How many words, with or without meaning can be formed from the letters of the word ‘MONDAY’,
Question:

How many words, with or without meaning can be formed from the letters of the word ‘MONDAY’, assuming that no letter is repeated, if

(i) 4 letters are used at a time (ii) all letters are used at a time (iii) all letters are used but first letter is a vowel?

Solution:

There are six letters in the word MONDAY.

(i) 4 letters are used at a time:

Four letters can be chosen out of six letters in 6C4 ways.
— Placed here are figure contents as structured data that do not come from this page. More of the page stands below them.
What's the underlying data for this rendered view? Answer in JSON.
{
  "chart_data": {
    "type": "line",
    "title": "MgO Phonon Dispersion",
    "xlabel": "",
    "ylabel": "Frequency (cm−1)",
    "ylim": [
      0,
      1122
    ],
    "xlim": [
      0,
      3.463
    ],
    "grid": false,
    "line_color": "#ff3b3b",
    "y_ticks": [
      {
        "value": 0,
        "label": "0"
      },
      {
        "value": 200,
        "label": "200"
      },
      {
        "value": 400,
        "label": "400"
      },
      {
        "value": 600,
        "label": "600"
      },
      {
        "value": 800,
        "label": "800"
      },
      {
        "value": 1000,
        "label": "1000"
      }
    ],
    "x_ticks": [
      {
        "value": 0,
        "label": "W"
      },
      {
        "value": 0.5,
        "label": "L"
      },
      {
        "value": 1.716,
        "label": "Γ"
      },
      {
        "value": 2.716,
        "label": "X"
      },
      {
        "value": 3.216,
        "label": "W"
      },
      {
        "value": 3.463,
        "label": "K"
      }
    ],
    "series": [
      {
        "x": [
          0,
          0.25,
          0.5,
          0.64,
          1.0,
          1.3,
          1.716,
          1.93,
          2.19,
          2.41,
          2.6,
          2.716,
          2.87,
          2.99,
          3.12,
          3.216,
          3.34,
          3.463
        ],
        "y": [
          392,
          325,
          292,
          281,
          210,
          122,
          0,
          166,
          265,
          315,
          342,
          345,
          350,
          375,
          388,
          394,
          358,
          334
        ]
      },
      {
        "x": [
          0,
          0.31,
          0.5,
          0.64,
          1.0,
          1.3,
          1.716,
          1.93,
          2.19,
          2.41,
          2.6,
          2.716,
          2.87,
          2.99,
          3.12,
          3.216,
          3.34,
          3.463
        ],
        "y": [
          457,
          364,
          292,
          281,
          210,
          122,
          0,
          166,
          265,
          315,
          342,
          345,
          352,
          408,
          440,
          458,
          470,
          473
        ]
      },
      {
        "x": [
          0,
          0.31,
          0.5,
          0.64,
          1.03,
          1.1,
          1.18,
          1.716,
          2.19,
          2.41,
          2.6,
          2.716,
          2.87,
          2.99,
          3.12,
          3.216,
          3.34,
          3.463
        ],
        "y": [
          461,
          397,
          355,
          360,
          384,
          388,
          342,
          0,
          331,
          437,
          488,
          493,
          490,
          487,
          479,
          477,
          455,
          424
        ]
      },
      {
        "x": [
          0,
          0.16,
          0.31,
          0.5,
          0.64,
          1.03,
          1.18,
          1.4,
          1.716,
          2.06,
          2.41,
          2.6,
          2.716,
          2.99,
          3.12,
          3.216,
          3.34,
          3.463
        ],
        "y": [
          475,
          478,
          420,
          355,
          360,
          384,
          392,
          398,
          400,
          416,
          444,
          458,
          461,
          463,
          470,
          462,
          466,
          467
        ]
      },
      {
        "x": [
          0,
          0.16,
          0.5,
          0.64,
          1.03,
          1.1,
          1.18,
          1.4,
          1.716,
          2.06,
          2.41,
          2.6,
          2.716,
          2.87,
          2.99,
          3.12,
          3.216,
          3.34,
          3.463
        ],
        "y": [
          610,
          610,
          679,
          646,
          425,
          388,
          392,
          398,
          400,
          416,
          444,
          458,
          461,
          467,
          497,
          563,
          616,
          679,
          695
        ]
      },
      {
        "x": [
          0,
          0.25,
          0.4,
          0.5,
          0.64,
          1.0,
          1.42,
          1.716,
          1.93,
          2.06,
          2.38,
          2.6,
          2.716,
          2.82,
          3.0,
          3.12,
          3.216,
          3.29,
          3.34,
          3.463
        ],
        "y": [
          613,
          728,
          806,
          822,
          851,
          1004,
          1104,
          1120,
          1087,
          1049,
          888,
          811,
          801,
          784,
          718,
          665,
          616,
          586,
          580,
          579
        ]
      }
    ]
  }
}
So, there are ${ }^{6} \mathrm{C}_{4}$ groups containing four letters that can be arranged in $4 !$ ways.

$\therefore$ Number of ways $={ }^{6} C_{4} \times 4 !=\frac{6 !}{4 ! 2 !} \times 4 !=\frac{6 !}{2 !}=360$

(ii) All the letters are used at a time:

This can be done in 6C6 ways.

So, there are ${ }^{6} C_{6}$ groups containing six letters that can be arranged in $6 !$ ways.

$\therefore$ Number of ways $={ }^{6} C_{6} \times 6 !=1 \times 720=720$

(iii) All the letters are used, but the first letter is a vowel:

There are two vowels, namely A and O, in the word MONDAY.

For the first letter, out of the two vowels, one vowel can be chosen in 2C1 ways.

The remaining five letters can be chosen in 5C5 ways.

So, the letters in ${ }^{5} C_{5}$ group can be arranged in $5 !$ ways.

$\therefore$ Number of ways $={ }^{2} C_{1} \times{ }^{5} C_{5} \times 5 !=2 \times 1 \times 5 !=240$